Pope Benedict XVI will have no role in the election of his successor, a Vatican spokesman said Tuesday, after his brother said the pontiff is planning to stay out of the public eye and have a quiet retirement.
Benedict announced his resignation Monday, citing frail health. On Feb. 28, he will become the first pope to step down in nearly 600 years.
The Rev.
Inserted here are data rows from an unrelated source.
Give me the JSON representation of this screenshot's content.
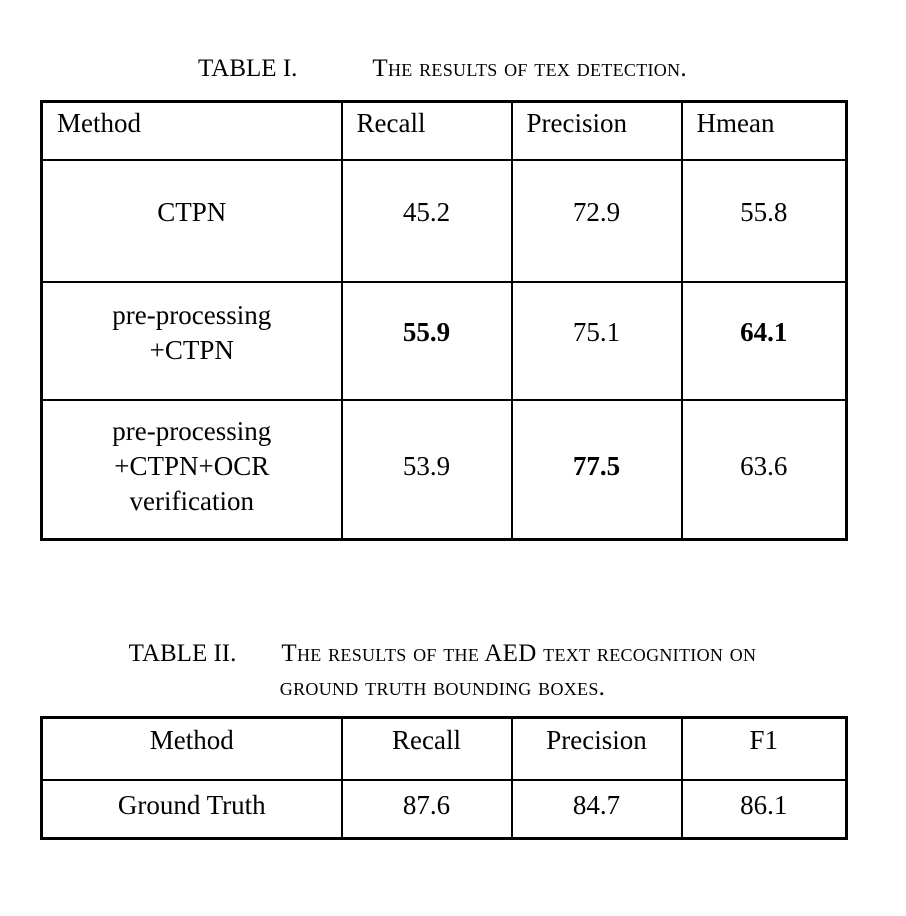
{
  "page": {
    "background": "#ffffff",
    "text_color": "#000000",
    "border_color": "#000000"
  },
  "table1": {
    "caption": {
      "label": "TABLE I.",
      "title": "The results of tex detection."
    },
    "columns": [
      "Method",
      "Recall",
      "Precision",
      "Hmean"
    ],
    "rows": [
      {
        "method": "CTPN",
        "values": [
          "45.2",
          "72.9",
          "55.8"
        ],
        "bold": [
          false,
          false,
          false
        ]
      },
      {
        "method": "pre-processing\n+CTPN",
        "values": [
          "55.9",
          "75.1",
          "64.1"
        ],
        "bold": [
          true,
          false,
          true
        ]
      },
      {
        "method": "pre-processing\n+CTPN+OCR\nverification",
        "values": [
          "53.9",
          "77.5",
          "63.6"
        ],
        "bold": [
          false,
          true,
          false
        ]
      }
    ]
  },
  "table2": {
    "caption": {
      "label": "TABLE II.",
      "title": "The results of the AED text recognition on\nground truth bounding boxes."
    },
    "columns": [
      "Method",
      "Recall",
      "Precision",
      "F1"
    ],
    "rows": [
      {
        "method": "Ground Truth",
        "values": [
          "87.6",
          "84.7",
          "86.1"
        ],
        "bold": [
          false,
          false,
          false
        ]
      }
    ]
  }
}
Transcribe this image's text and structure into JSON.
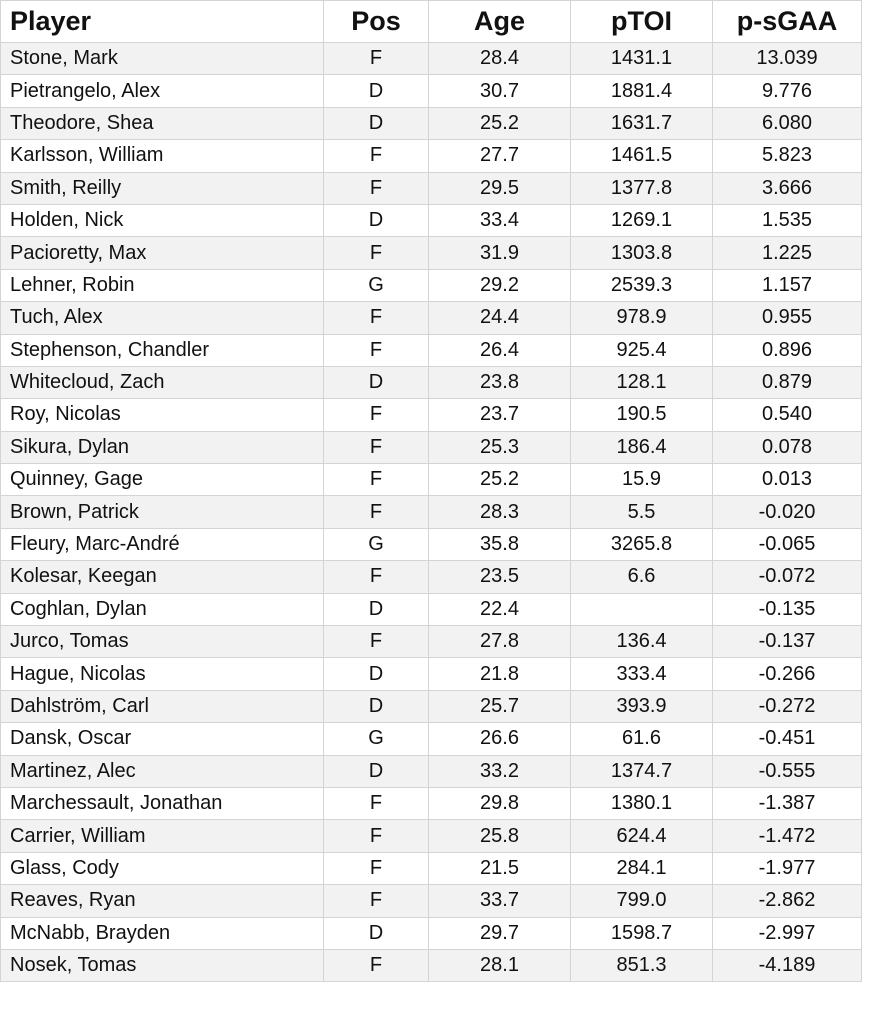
{
  "headers": [
    "Player",
    "Pos",
    "Age",
    "pTOI",
    "p-sGAA"
  ],
  "rows": [
    [
      "Stone, Mark",
      "F",
      "28.4",
      "1431.1",
      "13.039"
    ],
    [
      "Pietrangelo, Alex",
      "D",
      "30.7",
      "1881.4",
      "9.776"
    ],
    [
      "Theodore, Shea",
      "D",
      "25.2",
      "1631.7",
      "6.080"
    ],
    [
      "Karlsson, William",
      "F",
      "27.7",
      "1461.5",
      "5.823"
    ],
    [
      "Smith, Reilly",
      "F",
      "29.5",
      "1377.8",
      "3.666"
    ],
    [
      "Holden, Nick",
      "D",
      "33.4",
      "1269.1",
      "1.535"
    ],
    [
      "Pacioretty, Max",
      "F",
      "31.9",
      "1303.8",
      "1.225"
    ],
    [
      "Lehner, Robin",
      "G",
      "29.2",
      "2539.3",
      "1.157"
    ],
    [
      "Tuch, Alex",
      "F",
      "24.4",
      "978.9",
      "0.955"
    ],
    [
      "Stephenson, Chandler",
      "F",
      "26.4",
      "925.4",
      "0.896"
    ],
    [
      "Whitecloud, Zach",
      "D",
      "23.8",
      "128.1",
      "0.879"
    ],
    [
      "Roy, Nicolas",
      "F",
      "23.7",
      "190.5",
      "0.540"
    ],
    [
      "Sikura, Dylan",
      "F",
      "25.3",
      "186.4",
      "0.078"
    ],
    [
      "Quinney, Gage",
      "F",
      "25.2",
      "15.9",
      "0.013"
    ],
    [
      "Brown, Patrick",
      "F",
      "28.3",
      "5.5",
      "-0.020"
    ],
    [
      "Fleury, Marc-André",
      "G",
      "35.8",
      "3265.8",
      "-0.065"
    ],
    [
      "Kolesar, Keegan",
      "F",
      "23.5",
      "6.6",
      "-0.072"
    ],
    [
      "Coghlan, Dylan",
      "D",
      "22.4",
      "",
      "-0.135"
    ],
    [
      "Jurco, Tomas",
      "F",
      "27.8",
      "136.4",
      "-0.137"
    ],
    [
      "Hague, Nicolas",
      "D",
      "21.8",
      "333.4",
      "-0.266"
    ],
    [
      "Dahlström, Carl",
      "D",
      "25.7",
      "393.9",
      "-0.272"
    ],
    [
      "Dansk, Oscar",
      "G",
      "26.6",
      "61.6",
      "-0.451"
    ],
    [
      "Martinez, Alec",
      "D",
      "33.2",
      "1374.7",
      "-0.555"
    ],
    [
      "Marchessault, Jonathan",
      "F",
      "29.8",
      "1380.1",
      "-1.387"
    ],
    [
      "Carrier, William",
      "F",
      "25.8",
      "624.4",
      "-1.472"
    ],
    [
      "Glass, Cody",
      "F",
      "21.5",
      "284.1",
      "-1.977"
    ],
    [
      "Reaves, Ryan",
      "F",
      "33.7",
      "799.0",
      "-2.862"
    ],
    [
      "McNabb, Brayden",
      "D",
      "29.7",
      "1598.7",
      "-2.997"
    ],
    [
      "Nosek, Tomas",
      "F",
      "28.1",
      "851.3",
      "-4.189"
    ]
  ],
  "colors": {
    "stripe": "#f2f2f2",
    "grid": "#d4d4d4"
  }
}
Federico Lombardi said Tuesday that "the pope will surely say absolutely nothing about the process of the election" for his successor.
"He will not interfere in any way," Lombardi told reporters at a Vatican briefing.
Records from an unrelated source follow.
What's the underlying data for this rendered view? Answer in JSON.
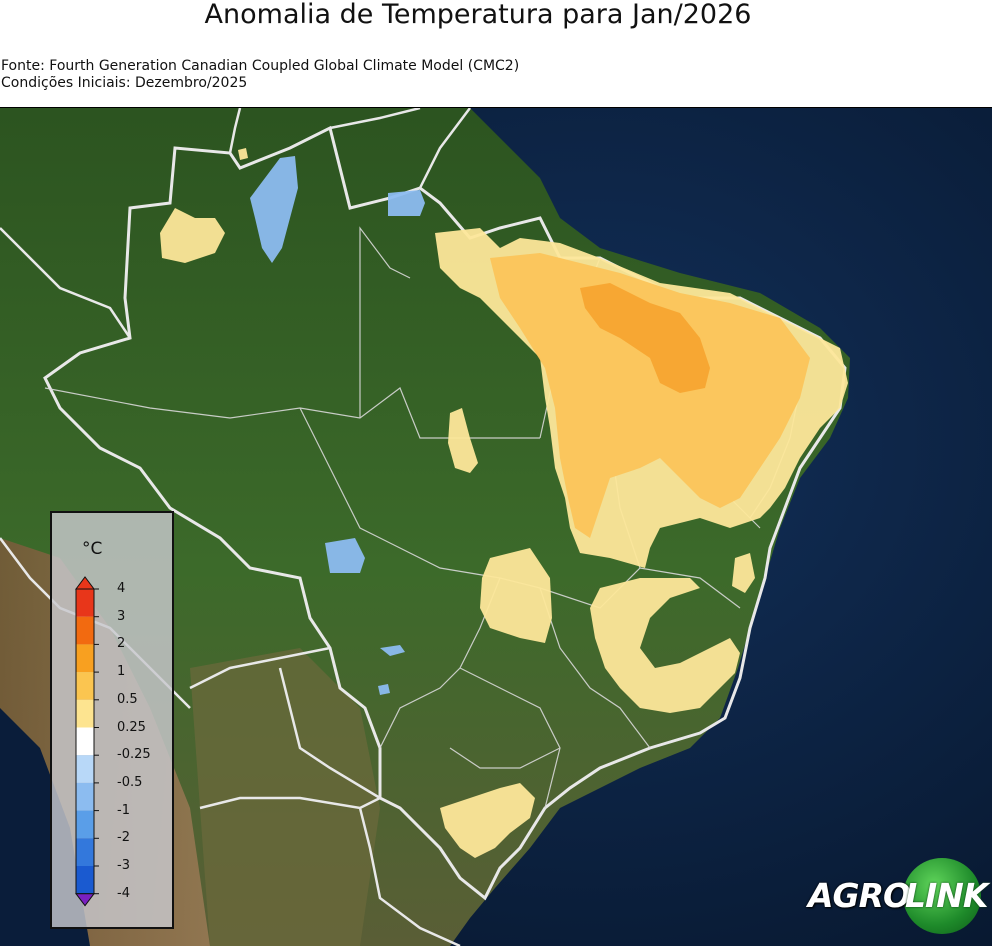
{
  "title": "Anomalia de Temperatura para Jan/2026",
  "source_line": "Fonte: Fourth Generation Canadian Coupled Global Climate Model (CMC2)",
  "initial_conditions_line": "Condições Iniciais: Dezembro/2025",
  "legend": {
    "unit": "°C",
    "ticks": [
      "4",
      "3",
      "2",
      "1",
      "0.5",
      "0.25",
      "-0.25",
      "-0.5",
      "-1",
      "-2",
      "-3",
      "-4"
    ],
    "colors": [
      "#e8361a",
      "#f26a10",
      "#f8a020",
      "#fbc550",
      "#fde490",
      "#ffffff",
      "#b8d8f8",
      "#8cbcf0",
      "#5a9ee8",
      "#3378dc",
      "#1a5ad0",
      "#7a20c0"
    ]
  },
  "logo": {
    "part1": "AGRO",
    "part2": "LINK"
  },
  "colors": {
    "ocean": "#0b1f3c",
    "land_forest": "#2f5a22",
    "land_dry": "#6a6a3a",
    "anomaly_light": "#fde79a",
    "anomaly_mid": "#fbc45a",
    "anomaly_strong": "#f7a530",
    "anomaly_cool": "#8cbcf0"
  }
}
After speaking with Benedict, his brother said Tuesday that the pope will probably not write any further works during his lifetime.
Addressing reporters in his home in the southern German city of Regensburg, Monsignor Georg Ratzinger, who was ordained on the same day as the pope in 1951, said his brother also has no plans to move back to his German homeland.
"You don't transplant an old tree," the 89-year-old said.
The two are very close, however, and Ratzinger said he's already planning to visit his brother later in the year.
The 85-year-old Benedict shocked the world Monday by announcing that he planned to step down from the papacy at the end of the month.
For Ratzinger, however, the decision was no surprise.
"He has been thinking about it for several months," he said. "He concluded that his powers are falling victim to age."
He talked with the pope by telephone on Monday evening after the announcement and said his brother was now hoping to lead a quiet life in the Vatican. Though he was a prolific writer before and during his papacy, Ratzinger said that was now likely to end.
"I don't think he will write any new works," Ratzinger said.
Rudolf Voderholzer, the bishop of Regensburg who is also in charge of the pope's theological institute that publishes his work, said that even if Benedict does write, no new works would be published during his lifetime.
"Anything he published could be conceived as interference in the work of the next pope," he said.
As for his successor, Ratzinger said his brother "feels that a younger person is needed to deal with the problems of the times."
Asked whether the time had come for a pope from outside of Europe, Ratzinger said that could happen in future, but not immediately.
"For now I think the job will remain with a European," he said.
The Associated Press contributed to this report.